Pour comprendre comment une telle situation peut arriver – si l'homme possède tout, pour quelle raison peut-il être angoissé et confus ? – il faut lire l’histoire suivante tirée du Yalkouth Chimoni (Proverbes 950) :
Un jour Rabbi Doustaï, l’élève de Rabbi Méïr, étudiait le verset des Proverbes : “Le Tsadiq mange et est rassasié, tandis que le ventre des méchants est en manque.” Il se dit en lui-même : “Le Tsadiq mange et est rassasié”, je le comprends, car c’est l’habitude des Tsadiqim de se contenter de peu, et de laisser de ce peu, comme Rabbi ‘Hanina ben Dossa. Cependant, qu’est-ce que c’est que “le ventre des méchants est en manque” ? Nous avons vu des méchants qui ont la fortune et la gloire, et qui mangent et sont rassasiés tous les jours, qu’est-ce qu’il leur manque ?
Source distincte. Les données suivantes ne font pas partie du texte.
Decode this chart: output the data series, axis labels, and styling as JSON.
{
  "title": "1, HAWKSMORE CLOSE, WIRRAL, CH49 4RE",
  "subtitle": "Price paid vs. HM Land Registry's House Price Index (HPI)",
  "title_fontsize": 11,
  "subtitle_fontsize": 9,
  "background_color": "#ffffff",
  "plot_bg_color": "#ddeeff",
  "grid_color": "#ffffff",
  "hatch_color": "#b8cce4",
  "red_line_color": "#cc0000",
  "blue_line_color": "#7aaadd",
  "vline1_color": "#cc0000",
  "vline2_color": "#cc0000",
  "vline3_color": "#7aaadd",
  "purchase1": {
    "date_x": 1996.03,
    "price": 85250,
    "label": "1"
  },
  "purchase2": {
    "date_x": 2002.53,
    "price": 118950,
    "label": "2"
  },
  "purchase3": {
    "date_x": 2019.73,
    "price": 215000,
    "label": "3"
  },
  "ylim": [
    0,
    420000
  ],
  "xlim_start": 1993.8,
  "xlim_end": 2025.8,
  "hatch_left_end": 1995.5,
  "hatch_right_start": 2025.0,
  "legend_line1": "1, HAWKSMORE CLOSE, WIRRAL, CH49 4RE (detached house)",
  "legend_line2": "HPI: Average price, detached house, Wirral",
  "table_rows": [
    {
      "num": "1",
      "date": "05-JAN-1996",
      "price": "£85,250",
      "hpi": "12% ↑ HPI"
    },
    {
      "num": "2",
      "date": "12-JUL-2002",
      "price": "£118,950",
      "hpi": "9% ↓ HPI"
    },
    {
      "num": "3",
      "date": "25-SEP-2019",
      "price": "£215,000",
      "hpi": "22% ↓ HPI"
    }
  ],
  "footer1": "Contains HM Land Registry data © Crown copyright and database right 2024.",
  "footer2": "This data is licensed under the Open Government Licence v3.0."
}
Ne trouvant pas de réponse à son étonnement, Rabbi Doustaï s’adressa à son maître, Rabbi Méïr. Rabbi Méïr lui raconta l’histoire suivante :
Dans notre ville habite un idolâtre aussi riche que Kora’h. Un jour, il invita tous les habitants de la ville à un grand festin, entre autres moi aussi. On amena devant moi une longue et belle table avec des ustensiles beaux et précieux, du plus beau verre. Ils contenaient toutes sortes de mets, y compris de beaux fruits qui avaient poussé dans notre pays, et aussi des fruits de pays lointains. Les invités mangèrent et burent, et nous, les juifs, nous nous sommes contentés de fruits.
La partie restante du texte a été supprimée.